Oblíquo: “(Do lat. Obliquu). Adj. 1. Não perpendicular; inclinado; de través (…) 2. Torto; vesgo 3. Fig. Indireto. 4. Malicioso; dissimulado, ardiloso; sinuoso …” (Ferreira, 1986, p. 1.209). Oblíquo talvez seja um adjetivo que se aplique bem ao olhar cartográfico da Esquizoanálise. Um olhar que propõe resistência ao olhar perpendicular das práticas psicológicas de diagnóstico, o olhar da anamnese com suas linhas retas de causa e efeito, um procedimento que captura multiplicidades de sensações em um único fio narrativo, compondo corpos estratificados, estáveis, portanto, previsíveis.

Como ressalta Rolnik (1989, p.15) as paisagens psicossociais também são cartografáveis, mas diferentemente das linhas estáveis dos mapas, formam um desenho que vai se fazendo e refazendo com os acontecimentos: a cartografia, neste caso, acompanha e se faz ao mesmo tempo o desmanchamento de certo mundos – sua perda de sentido – e a formação de outros: mundos que se criam para expressar afetos contemporâneos, em relação aos quais os universos vigentes tornaram-se obsoletos (Rolnik,1989, p.15).

O olhar do cartógrafo nos lembra também o olhar do estrangeiro, expressão utilizada por Nelson Brissac Peixoto, para falar desse personagem bastante presente nas imagens cinematográficas que

…não é do lugar, que acabou de chegar, é capaz de ver aquilo que os que lá estão não podem mais perceber […] é capaz de olhar as coisas como se fosse pela primeira vez e de viver histórias originais.
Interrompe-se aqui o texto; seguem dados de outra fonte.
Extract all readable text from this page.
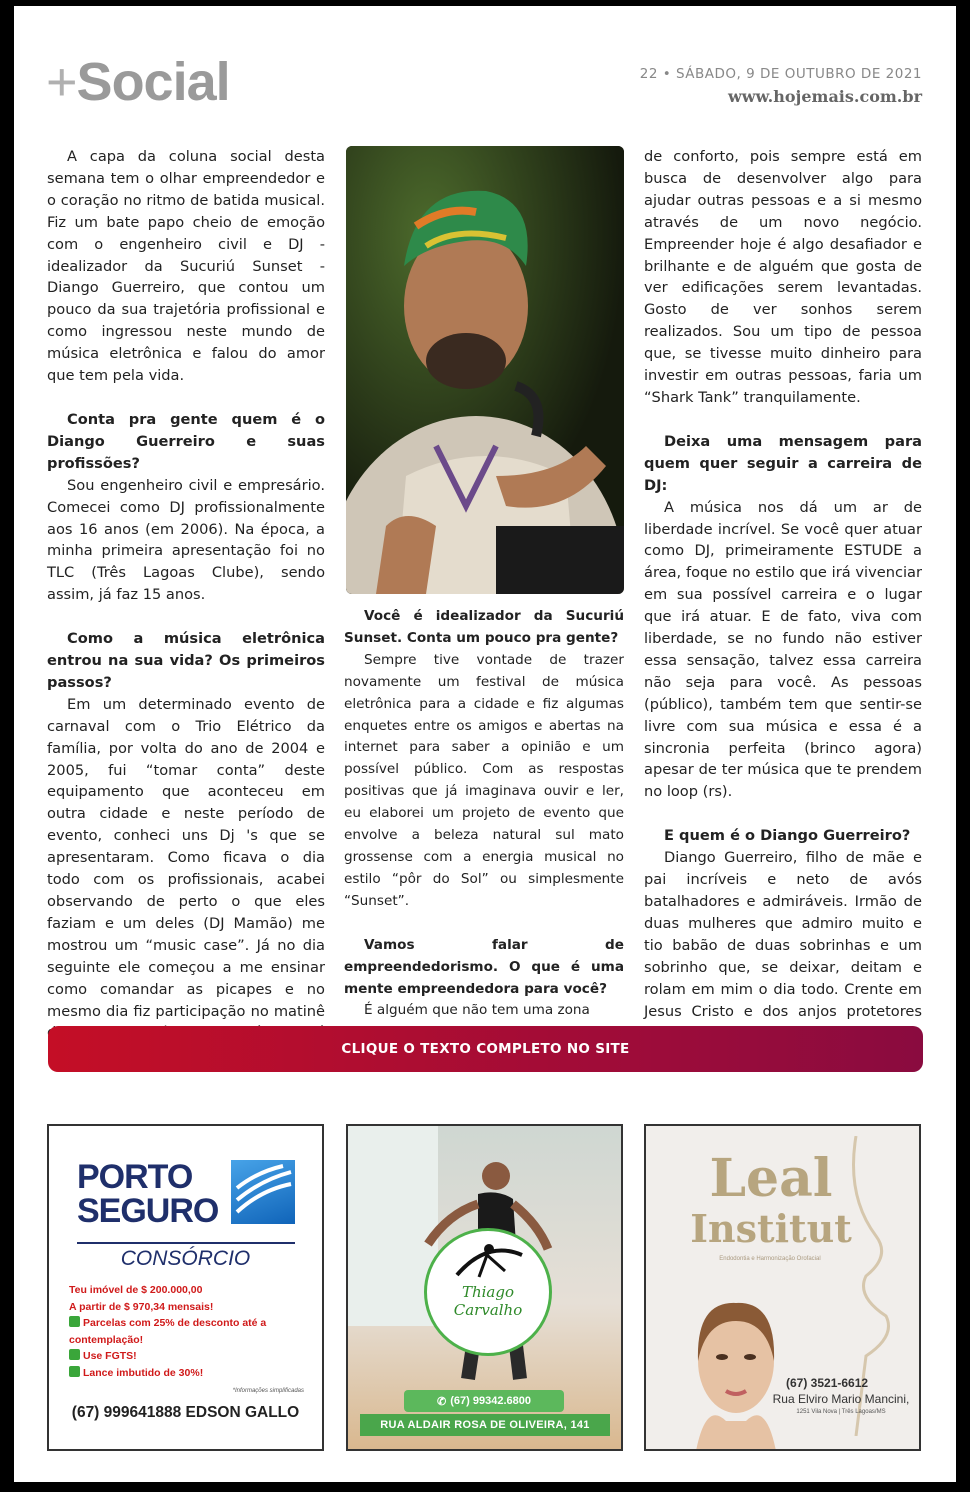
+Social	22 • SÁBADO, 9 DE OUTUBRO DE 2021
www.hojemais.com.br

A capa da coluna social desta semana tem o olhar empreendedor e o coração no ritmo de batida musical. Fiz um bate papo cheio de emoção com o engenheiro civil e DJ - idealizador da Sucuriú Sunset - Diango Guerreiro, que contou um pouco da sua trajetória profissional e como ingressou neste mundo de música eletrônica e falou do amor que tem pela vida.

Conta pra gente quem é o Diango Guerreiro e suas profissões?

Sou engenheiro civil e empresário. Comecei como DJ profissionalmente aos 16 anos (em 2006). Na época, a minha primeira apresentação foi no TLC (Três Lagoas Clube), sendo assim, já faz 15 anos.

Como a música eletrônica entrou na sua vida? Os primeiros passos?

Em um determinado evento de carnaval com o Trio Elétrico da família, por volta do ano de 2004 e 2005, fui “tomar conta” deste equipamento que aconteceu em outra cidade e neste período de evento, conheci uns Dj 's que se apresentaram. Como ficava o dia todo com os profissionais, acabei observando de perto o que eles faziam e um deles (DJ Mamão) me mostrou um “music case”. Já no dia seguinte ele começou a me ensinar como comandar as picapes e no mesmo dia fiz participação no matinê

Você é idealizador da Sucuriú Sunset. Conta um pouco pra gente?

Sempre tive vontade de trazer novamente um festival de música eletrônica para a cidade e fiz algumas enquetes entre os amigos e abertas na internet para saber a opinião e um possível público. Com as respostas positivas que já imaginava ouvir e ler, eu elaborei um projeto de evento que envolve a beleza natural sul mato grossense com a energia musical no estilo “pôr do Sol” ou simplesmente “Sunset”.

Vamos falar de empreendedorismo. O que é uma mente empreendedora para você?

É alguém que não tem uma zona

de conforto, pois sempre está em busca de desenvolver algo para ajudar outras pessoas e a si mesmo através de um novo negócio. Empreender hoje é algo desafiador e brilhante e de alguém que gosta de ver edificações serem levantadas. Gosto de ver sonhos serem realizados. Sou um tipo de pessoa que, se tivesse muito dinheiro para investir em outras pessoas, faria um “Shark Tank” tranquilamente.

Deixa uma mensagem para quem quer seguir a carreira de DJ:

A música nos dá um ar de liberdade incrível. Se você quer atuar como DJ, primeiramente ESTUDE a área, foque no estilo que irá vivenciar em sua possível carreira e o lugar que irá atuar. E de fato, viva com liberdade, se no fundo não estiver essa sensação, talvez essa carreira não seja para você. As pessoas (público), também tem que sentir-se livre com sua música e essa é a sincronia perfeita (brinco agora) apesar de ter música que te prendem no loop (rs).

E quem é o Diango Guerreiro?

Diango Guerreiro, filho de mãe e pai incríveis e neto de avós batalhadores e admiráveis. Irmão de duas mulheres que admiro muito e tio babão de duas sobrinhas e um sobrinho que, se deixar, deitam e rolam em mim o dia todo. Crente em Jesus Cristo e dos anjos protetores

CLIQUE O TEXTO COMPLETO NO SITE
PORTO
SEGURO
CONSÓRCIO
Teu imóvel de $ 200.000,00
A partir de $ 970,34 mensais!
Parcelas com 25% de desconto até a contemplação!
Use FGTS!
Lance imbutido de 30%!
*Informações simplificadas
(67) 999641888 EDSON GALLO
Thiago Carvalho
✆ (67) 99342.6800
RUA ALDAIR ROSA DE OLIVEIRA, 141
Leal
Institut
Endodontia e Harmonização Orofacial
(67) 3521-6612
Rua Elviro Mario Mancini,
1251 Vila Nova | Três Lagoas/MS
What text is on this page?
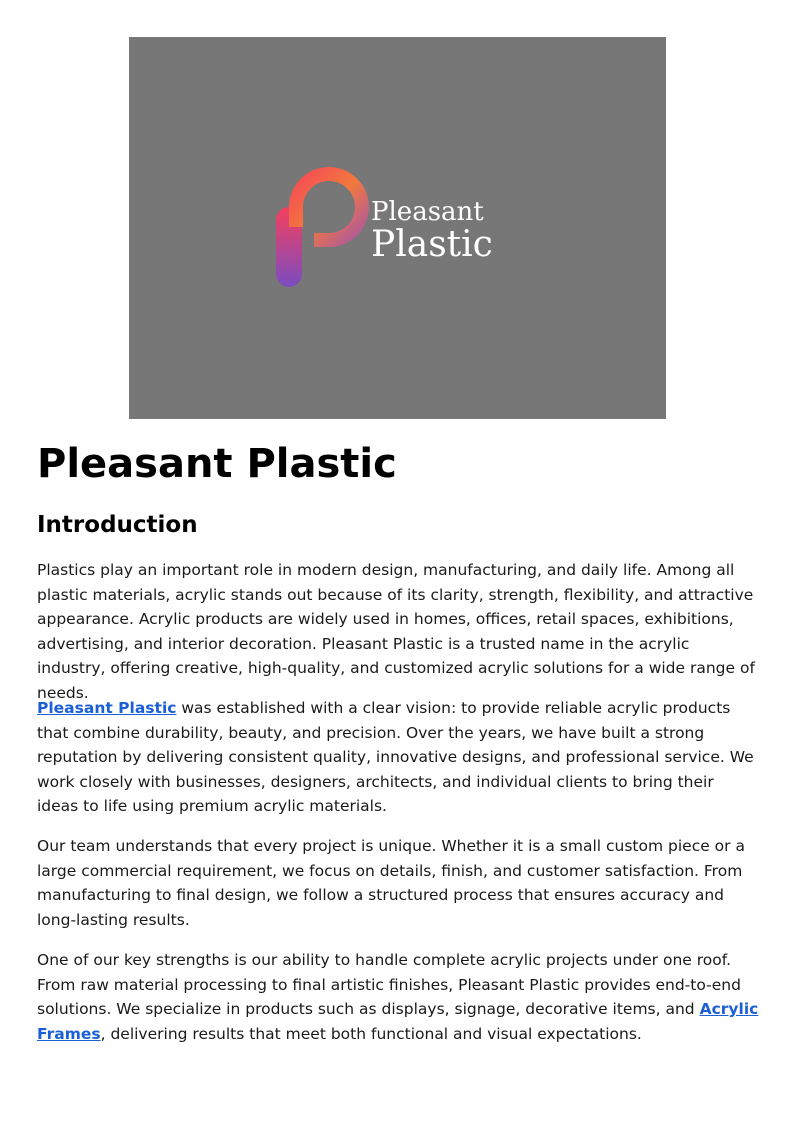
Pleasant
Plastic
Pleasant Plastic
Introduction

Plastics play an important role in modern design, manufacturing, and daily life. Among all plastic materials, acrylic stands out because of its clarity, strength, flexibility, and attractive appearance. Acrylic products are widely used in homes, offices, retail spaces, exhibitions, advertising, and interior decoration. Pleasant Plastic is a trusted name in the acrylic industry, offering creative, high-quality, and customized acrylic solutions for a wide range of needs.

Pleasant Plastic was established with a clear vision: to provide reliable acrylic products that combine durability, beauty, and precision. Over the years, we have built a strong reputation by delivering consistent quality, innovative designs, and professional service. We work closely with businesses, designers, architects, and individual clients to bring their ideas to life using premium acrylic materials.

Our team understands that every project is unique. Whether it is a small custom piece or a large commercial requirement, we focus on details, finish, and customer satisfaction. From manufacturing to final design, we follow a structured process that ensures accuracy and long-lasting results.

One of our key strengths is our ability to handle complete acrylic projects under one roof. From raw material processing to final artistic finishes, Pleasant Plastic provides end-to-end solutions. We specialize in products such as displays, signage, decorative items, and Acrylic Frames, delivering results that meet both functional and visual expectations.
Todo um programa se delineia aí: livrar a paisagem da representação que se faz dela, retratar sem pensar em nada já visto antes. Contar histórias simples, respeitando os detalhes, deixando as coisas aparecerem como são (Peixoto, 1988, p. 363).

Também nos lembra o olhar da criança, olhar que vê o mundo com uma mistura de estupefação, admiração, estranhamento e curiosidade insaciável, dissolvendo a ordem estabelecida do convencional e do habitual mediante o espaço lúdico da reinvenção.

Entretanto, o que seria a esquizoanálise? Esquizoanálise, rizoma-análise, análise micropolítica, análise pragmática, filosofia da diferença, clínica da diferença. Muitos signos são utilizados para apreender o trabalho filosófico dos franceses Gilles Deleuze e Félix Guattari. Como ressalta Machado (1990), o trabalho de Deleuze e Guattari nasce de um sistema de colagem, ou melhor dizendo de bricolage de várias teorias filosóficas. Os estóicos, Leibniz, Spinoza e Nietzsche têm lugar proeminente. No entanto também entram em articulação com a literatura, a pintura, a música ou mesmo o cinema. Ao invés de mero sincretismo, o objetivo principal é extrair de cada módulo o potencial de diferença, motor propulsor da filosofia de Deleuze e Guattari.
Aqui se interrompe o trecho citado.